# 9) Unsupervised learning - Outlier detection

* Unsupervised learning (briefly)
* Outlier detection
* Dimensionality reduction

### Unsupervised learning

In unsupervised learning the training data has the form $D = \{(x_1, ?), (x_2, ?),...(x_n, ?)\}$. So we have no labels for the data pwoints, and the goal is to get an insigt into the data distribution, and see if we can make some sense of it. __Three important problems__ are __clustering__, where we applying algorithms to try and find natural clusters within the data, and __outlier detection__, where we try to indentity data points which seem to deviate from the pattern in the data, and finally __dimensionality reduction__ where we seek to reduce the dimensionality of our data while preserving as much information as possible.

### Outlier detection

Outlier detection is in a sense the opposite problem of clustering. In clustering we want to find the points that are similar and group them. In outlier detection we seek to find the points that are not similar to other points.

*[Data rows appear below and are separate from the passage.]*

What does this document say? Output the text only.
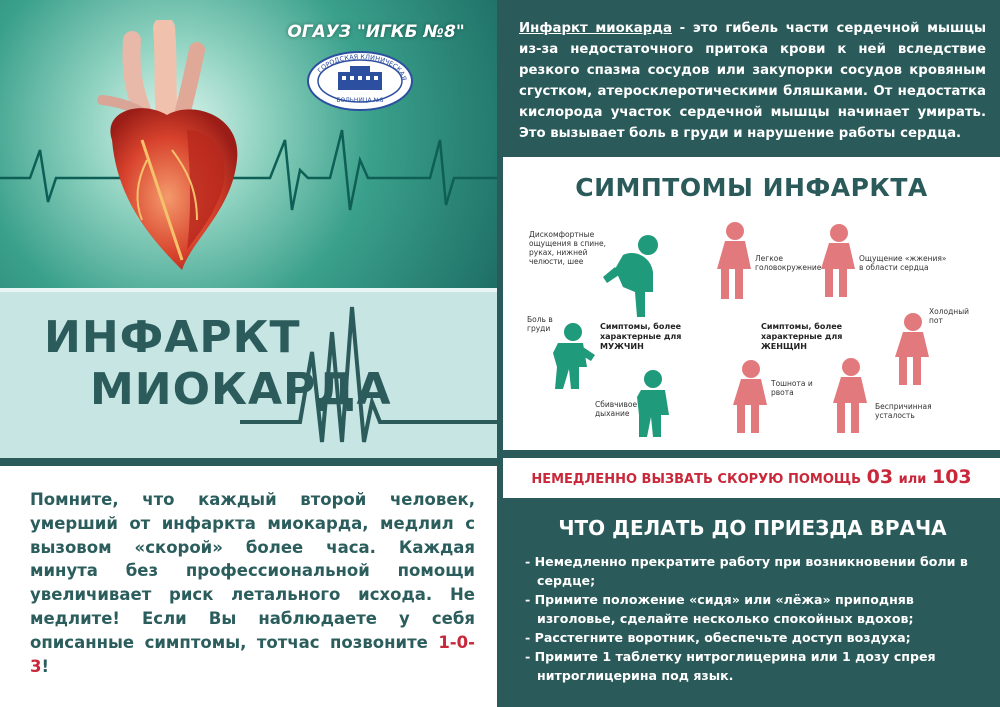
ОГАУЗ "ИГКБ №8"
ГОРОДСКАЯ КЛИНИЧЕСКАЯ
БОЛЬНИЦА №8
ИНФАРКТ
МИОКАРДА

Помните, что каждый второй человек, умерший от инфаркта миокарда, медлил с вызовом «скорой» более часа. Каждая минута без профессиональной помощи увеличивает риск летального исхода. Не медлите! Если Вы наблюдаете у себя описанные симптомы, тотчас позвоните 1-0-3!

Инфаркт миокарда - это гибель части сердечной мышцы из-за недостаточного притока крови к ней вследствие резкого спазма сосудов или закупорки сосудов кровяным сгустком, атеросклеротическими бляшками. От недостатка кислорода участок сердечной мышцы начинает умирать. Это вызывает боль в груди и нарушение работы сердца.

СИМПТОМЫ ИНФАРКТА
Дискомфортные ощущения в спине, руках, нижней челюсти, шее
Боль в груди
Сбивчивое дыхание
Симптомы, более характерные для МУЖЧИН
Симптомы, более характерные для ЖЕНЩИН
Легкое головокружение
Ощущение «жжения» в области сердца
Холодный пот
Тошнота и рвота
Беспричинная усталость
НЕМЕДЛЕННО ВЫЗВАТЬ СКОРУЮ ПОМОЩЬ 03 или 103
ЧТО ДЕЛАТЬ ДО ПРИЕЗДА ВРАЧА
- Немедленно прекратите работу при возникновении боли в сердце;
- Примите положение «сидя» или «лёжа» приподняв изголовье, сделайте несколько спокойных вдохов;
- Расстегните воротник, обеспечьте доступ воздуха;
- Примите 1 таблетку нитроглицерина или 1 дозу спрея нитроглицерина под язык.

The standard definition of an __outlier__ is that is an object that deviates so much from the rest of the data set as to
arouse suspicion that it was generated by a different mechanism. It could be that the point is just an error, and so we might want to remove it. It could also indicate fraud, or simply be a valid but rare point. An outlier can be both an abnomality or simply just noise. Often the abnormalies can have high interest to the analyst.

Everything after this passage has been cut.